Jennifer Lopez as Jean Gilkyson
Robert Redford as Einar Gilkyson
Morgan Freeman as Mitch
Josh Lucas as Crane
Damian Lewis as Gary
Becca Gardner as Griff Gilkyson
Lynda Boyd as Kitty
R. Nelson Brown as Rancher Kent
Sean J. Dory as Drunk Cowboy
Rob Hayter as Deputy Bob
P. Lynn Johnson as Shelter Supervisor
It’s not too surprising that the film was moved away from its original plan for release during Oscar season. After all, there are similar themes at work here with Shipping News–damaged people, both emotionally and physically, trying to escape their past out in the boonies. Likewise, Hallström’s latest is another character-driven drama that moves at a snail’s pace, except in this case, it really delivers on its slow build with fine performances all around that turns this into quite a lovely character piece.
The first damaged person introduced is Jennifer Lopez’s Jean, a single mother trying to escape from her abusive boyfriend with her daughter Griff. Eventually, they end up on the doorstep of the Wyoming ranch of her dead husband’s cattle wrangler father Einar, who already has his hands full taking care of his best friend Mitch, who was left with a scarred face and body after being attacked by a large bear. Both men have settled into a daily routine of Einar visiting his dead son’s grave while Mitch obsesses about the bear that recently has returned to the area. The arrival of Jean and Griff is a disruption at first, but both elder men quickly warm up to the teen girl who is eager to help with the housework. Meanwhile, Jean gets a job as a waitress in town and begins a relationship with the town sheriff, played by Josh Lucas, adding to the drama when her abusive ex-boyfriend turns up.

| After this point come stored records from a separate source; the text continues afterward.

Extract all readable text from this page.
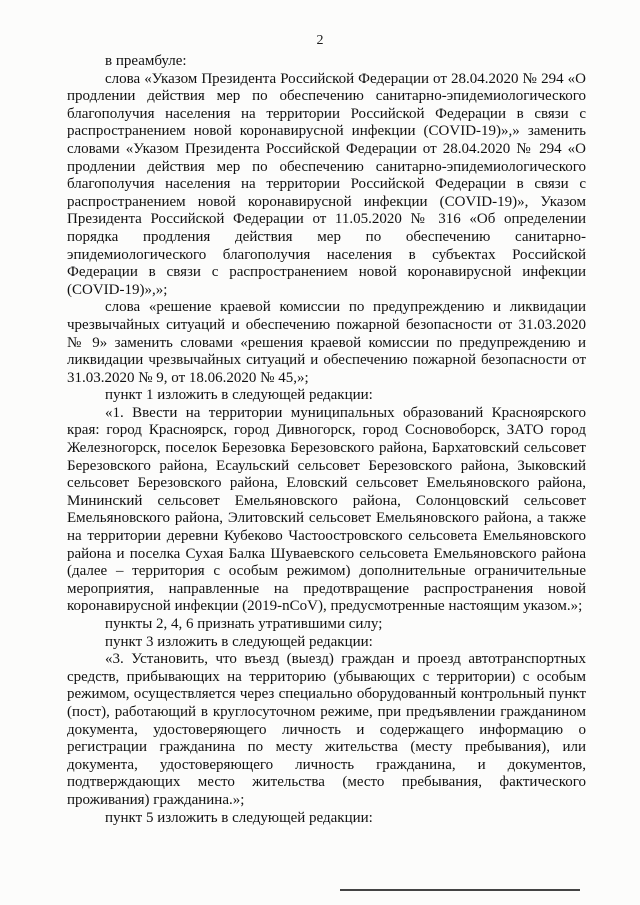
2

в преамбуле:

слова «Указом Президента Российской Федерации от 28.04.2020 № 294 «О продлении действия мер по обеспечению санитарно-эпидемиологического благополучия населения на территории Российской Федерации в связи с распространением новой коронавирусной инфекции (COVID-19)»,» заменить словами «Указом Президента Российской Федерации от 28.04.2020 № 294 «О продлении действия мер по обеспечению санитарно-эпидемиологического благополучия населения на территории Российской Федерации в связи с распространением новой коронавирусной инфекции (COVID-19)», Указом Президента Российской Федерации от 11.05.2020 № 316 «Об определении порядка продления действия мер по обеспечению санитарно-эпидемиологического благополучия населения в субъектах Российской Федерации в связи с распространением новой коронавирусной инфекции (COVID-19)»,»;

слова «решение краевой комиссии по предупреждению и ликвидации чрезвычайных ситуаций и обеспечению пожарной безопасности от 31.03.2020 № 9» заменить словами «решения краевой комиссии по предупреждению и ликвидации чрезвычайных ситуаций и обеспечению пожарной безопасности от 31.03.2020 № 9, от 18.06.2020 № 45,»;

пункт 1 изложить в следующей редакции:

«1. Ввести на территории муниципальных образований Красноярского края: город Красноярск, город Дивногорск, город Сосновоборск, ЗАТО город Железногорск, поселок Березовка Березовского района, Бархатовский сельсовет Березовского района, Есаульский сельсовет Березовского района, Зыковский сельсовет Березовского района, Еловский сельсовет Емельяновского района, Мининский сельсовет Емельяновского района, Солонцовский сельсовет Емельяновского района, Элитовский сельсовет Емельяновского района, а также на территории деревни Кубеково Частоостровского сельсовета Емельяновского района и поселка Сухая Балка Шуваевского сельсовета Емельяновского района (далее – территория с особым режимом) дополнительные ограничительные мероприятия, направленные на предотвращение распространения новой коронавирусной инфекции (2019-nCoV), предусмотренные настоящим указом.»;

пункты 2, 4, 6 признать утратившими силу;

пункт 3 изложить в следующей редакции:

«3. Установить, что въезд (выезд) граждан и проезд автотранспортных средств, прибывающих на территорию (убывающих с территории) с особым режимом, осуществляется через специально оборудованный контрольный пункт (пост), работающий в круглосуточном режиме, при предъявлении гражданином документа, удостоверяющего личность и содержащего информацию о регистрации гражданина по месту жительства (месту пребывания), или документа, удостоверяющего личность гражданина, и документов, подтверждающих место жительства (место пребывания, фактического проживания) гражданина.»;

пункт 5 изложить в следующей редакции:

With such a rich plot, it’s quite amazing that it never resorts to flashbacks, something that would have made it so much easier to tell this story. Instead, you learn more about each character’s past as their present day relationships develop over the course of the film. There aren’t that many surprises or twists, since it’s known fairly early that Jean left town after the car accident that killed Einar’s son and that he still blames her for his death. She’s gotten very good at running away from problems, and not longer after she arrives, she’s moved off of Einar’s ranch, although Griff decides to stay with her grandfather, who teaches her how to drive and be a rancher.
This well-crafted drama could have easily been a stageplay, except it may have lost a lot by not having the sweeping vistas of the Wyoming plains as a backdrop, something that Hallström takes full advantage of with panoramic shots that sweep through the fields and mountains of the area. The done-in-one end credit shot is particularly impressive.

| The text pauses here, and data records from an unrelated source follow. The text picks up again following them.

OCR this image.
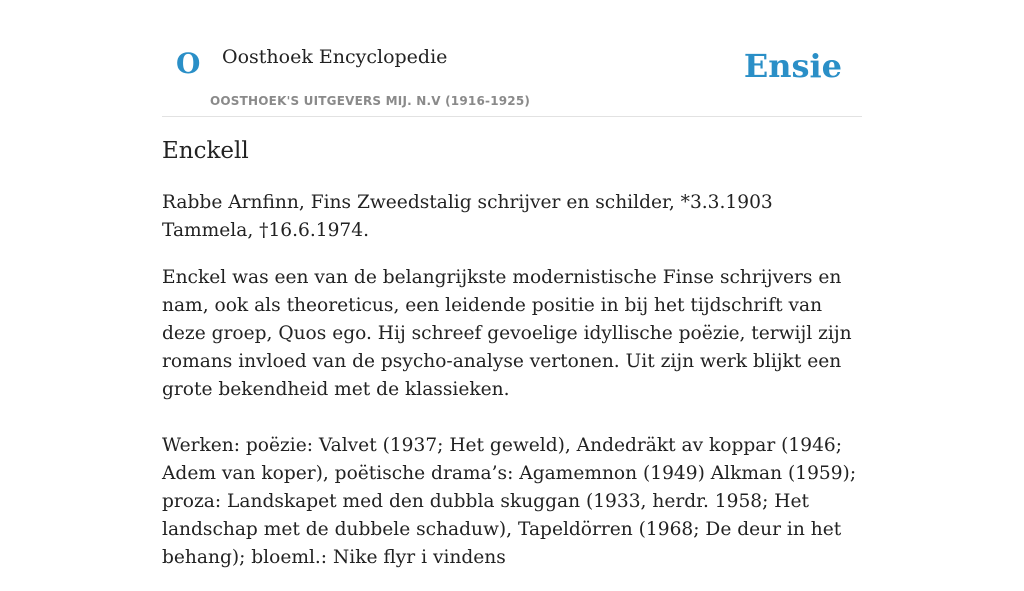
O Oosthoek Encyclopedie
OOSTHOEK'S UITGEVERS MIJ. N.V (1916-1925)
Ensie
Enckell

Rabbe Arnfinn, Fins Zweedstalig schrijver en schilder, *3.3.1903 Tammela, †16.6.1974.

Enckel was een van de belangrijkste modernistische Finse schrijvers en nam, ook als theoreticus, een leidende positie in bij het tijdschrift van deze groep, Quos ego. Hij schreef gevoelige idyllische poëzie, terwijl zijn romans invloed van de psycho-analyse vertonen. Uit zijn werk blijkt een grote bekendheid met de klassieken.

Werken: poëzie: Valvet (1937; Het geweld), Andedräkt av koppar (1946; Adem van koper), poëtische drama’s: Agamemnon (1949) Alkman (1959); proza: Landskapet med den dubbla skuggan (1933, herdr. 1958; Het landschap met de dubbele schaduw), Tapeldörren (1968; De deur in het behang); bloeml.: Nike flyr i vindens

Besides having an excellent script from the Spraggs, Hallström has always been a director who can pull together an impressive cast of actors, and this is no exception. Robert Redford proves yet again why he’s one of America’s greatest living talents, playing this gruff frontiersman with all the vigor and gusto that he can muster. At first, Einar is a bit too prickly to be likeable, but you slowly get accustomed to his demeanor and Griff’s presence allows him to get over his dead son and find new happiness. Redford brings a similar charm to Einar as one might see in the hero of a Western, especially when Einar has to drive Jean’s former boyfriend, played by Damian “Band of Brothers” Lewis, out of town. Morgan Freeman is a great counterpoint to Redford bringing a similar “old married couple” as he had with Eastwood in Million Dollar Baby. Every time the two actors are on screen, you wonder why it took so long to put them in a project together.
Hallström’s great discovery for this film is Becca Gardner, a young actress able to hold her own against vets like Redford and Freeman, which reminds you that Hallström also discovered Leonardo DiCaprio at such a young age. Lopez can be taken more seriously when doing drama, as opposed to light comedy, but as the characters try to reach closure, the confrontation between Jean and Einar plays as one of the film’s weakest moments. Then again, there’s also the awe-inspiring presence of the film’s animal star Bart the Bear, last seen in The Edge, who tends to steal the scenes from all three actors.
Other than that, this film can be seen a few different ways, depending on which characters you most relate to. To me, it was just a nice, agenda-free film about two elderly men waiting to finish their life out in the middle of nowhere and a teen girl who comes along and gives them reason to live.